Cindy Blackstock is a member of the Gitxsan First Nation and currently serves as the executive director of the First Nations Child and Family Caring Society and is a professor at McGill University.
The government of Canada is a repeat offender when it comes to discrimination against First Nations children. Yet it is so bound up in its colonial ideology that it expects First Nations to be grateful for small measures that relieve some, but not all, of its discriminatory conduct. In 2020, it is time to stop feeding the government’s insatiable appetite to be thanked for its inadequate measures and to demand a complete end to the inequality.
Evidence linking federal shortfalls in basic public services with the deaths and unnecessary family separations of First Nations children dates back 112 years. Despite this, Canada has repeatedly chosen to normalize inequality rather than fix the problem. Its warped expectation of gratitude is embedded in phrases we hear all too often: “We have done more than any other government”; “We are taking good first steps”; “Be patient—it’s complex”; “Change can’t happen overnight”; and the latest one, “We are talking to partners.”
Canada tends to frame itself as a benevolent leader in the midst of this ongoing human tragedy in order to reassure a caring public that something is being done. In reality, little is actually changing on the ground for these children, their families and their communities.

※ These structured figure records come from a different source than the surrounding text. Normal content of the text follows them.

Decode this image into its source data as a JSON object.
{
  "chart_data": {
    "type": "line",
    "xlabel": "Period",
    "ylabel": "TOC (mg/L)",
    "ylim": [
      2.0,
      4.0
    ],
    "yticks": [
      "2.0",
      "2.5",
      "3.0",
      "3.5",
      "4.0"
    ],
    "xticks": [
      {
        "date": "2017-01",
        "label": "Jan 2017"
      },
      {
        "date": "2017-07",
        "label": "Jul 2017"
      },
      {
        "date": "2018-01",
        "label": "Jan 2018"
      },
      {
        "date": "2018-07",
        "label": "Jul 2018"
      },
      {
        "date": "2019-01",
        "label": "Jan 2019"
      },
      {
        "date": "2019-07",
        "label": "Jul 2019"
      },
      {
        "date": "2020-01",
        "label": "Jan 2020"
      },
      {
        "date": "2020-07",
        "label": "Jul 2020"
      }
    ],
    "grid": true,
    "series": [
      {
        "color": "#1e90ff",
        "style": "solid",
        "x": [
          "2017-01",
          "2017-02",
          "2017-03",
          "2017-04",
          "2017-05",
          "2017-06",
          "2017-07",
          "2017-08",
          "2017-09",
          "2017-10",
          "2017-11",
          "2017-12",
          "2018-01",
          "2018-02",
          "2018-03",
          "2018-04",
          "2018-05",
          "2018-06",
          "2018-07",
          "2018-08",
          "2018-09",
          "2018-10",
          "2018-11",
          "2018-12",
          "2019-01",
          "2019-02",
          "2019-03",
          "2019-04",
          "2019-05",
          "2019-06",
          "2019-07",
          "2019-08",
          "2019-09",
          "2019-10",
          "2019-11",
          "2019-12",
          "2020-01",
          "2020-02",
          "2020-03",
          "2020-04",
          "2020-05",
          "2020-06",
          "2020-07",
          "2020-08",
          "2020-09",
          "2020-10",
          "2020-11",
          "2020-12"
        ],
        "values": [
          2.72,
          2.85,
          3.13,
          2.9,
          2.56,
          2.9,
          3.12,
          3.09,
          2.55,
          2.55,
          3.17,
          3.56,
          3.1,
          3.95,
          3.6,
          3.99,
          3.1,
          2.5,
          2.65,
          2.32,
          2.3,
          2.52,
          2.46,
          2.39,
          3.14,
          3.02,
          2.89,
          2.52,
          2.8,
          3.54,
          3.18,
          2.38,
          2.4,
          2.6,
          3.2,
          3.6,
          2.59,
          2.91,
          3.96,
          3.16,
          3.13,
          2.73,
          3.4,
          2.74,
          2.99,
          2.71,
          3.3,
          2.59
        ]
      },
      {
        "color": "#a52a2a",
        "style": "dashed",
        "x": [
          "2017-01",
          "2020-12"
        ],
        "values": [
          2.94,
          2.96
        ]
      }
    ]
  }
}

This posturing also does something more perverse. It implies that the federal government is the real victim and that it is not being appreciated for its efforts.
I have seen this first-hand. In 2016, Canada provided some money to alleviate its long-standing discrimination in First Nations child welfare, but it fell far short of what was needed. A reporter said I must be grateful that the federal government had helped a little. And indeed, my first reflex was to be grateful, because when someone gives you something you are supposed to be thankful, right? But upon further reflection, I realized that all Canada was offering was a continuation of its discrimination against First Nations children, and I could never be thankful for that.
This pattern lit up in response to the Canadian Human Rights Tribunal’s September 2019 finding that the federal government was wilfully and recklessly discriminating against First Nations children in ways that contributed to child deaths and a multitude of unnecessary family separations. The tribunal ordered Canada to pay $40,000 to each victim of its discriminatory conduct, dating back to 2006. Despite Prime Minister Justin Trudeau’s repeated assertions that he supports compensation, the federal government filed a judicial review to “quash all financial compensation” on Oct. 4, 2019.
Post-election, Canada’s legal position is unchanged. Legal documents filed by the Attorney General of Canada on behalf of the federal government argue that it will be irrevocably harmed if it has to pay, even though its own high-end estimates suggest that the compensation would amount to less than five per cent of Canada’s national budget. They even argue that fulfilling the tribunal’s order to just talk to the Assembly of First Nations and First Nations Child and Family Caring Society about a process for the distribution of the compensation would be too much for the government to bear.
Canada says any harms to victims flowing from its legal wrangling could be mitigated by paying interest on any monies owed to victims. That is the way Canada thinks—despite the history of residential schools, the Sixties Scoop and 10 orders by the tribunal, it cannot focus on the devastating human impacts of its own conduct.
The passing of Maurina Beadle this past week evidences the inhumanity of Canada delaying the compensation payouts. In 2011, Maurina, a fiercely independent single mom from Pictou Landing First Nation in Nova Scotia, applied for help through Jordan’s Principle—a measure to ensure First Nations children can access public services free of discrimination—to provide physical care to her son, who has high special needs, while she recovered from a stroke. Maurina was not looking for charity. She had cared for Jeremy his whole life and planned to do so again, as soon as she was strong enough to hold a water glass. Canada suggested she put Jeremy in an institution even though it would cost more than the at-home care Jeremy needed. Maurina and Pictou Landing First Nation filed suit against Canada in 2011.
My first memory of Maurina was her making her way up a steep hill in Halifax with her walker to be cross-examined by government lawyers. While the cross-examinations took place, we could hear the sounds of community members drumming for her outside. I knew then that Canada had met its match and, in 2013, the Federal Court agreed, ordering Canada to pay for Jeremy’s care. Canada appealed the decision, and included a clause ordering Maurina to pay its court costs. After significant public outrage, Canada dropped its appeal.
Three years later, the Canadian Human Rights Tribunal cited Maurina’s case in its legal decision that has provided over 250,000 products and services under Jordan’s Principle this past year alone. Her inspiring story is recounted in Alanis Obomsawin’s documentary on the tribunal hearings called We Can’t Make the Same Mistake Twice. Maurina would have been eligible for compensation under the tribunal’s decision but she died while Canada fought her, and people like her, in court.
As another year unfolds, I am forever grateful to First Nations leaders like Maurina and the many caring Canadians who stand with First Nations children for justice—they lift up the best of the human spirit. But I will never be grateful to governments that want to be thanked for their inadequate actions while they discriminate against First Nations children. They have no place in a fair and just society.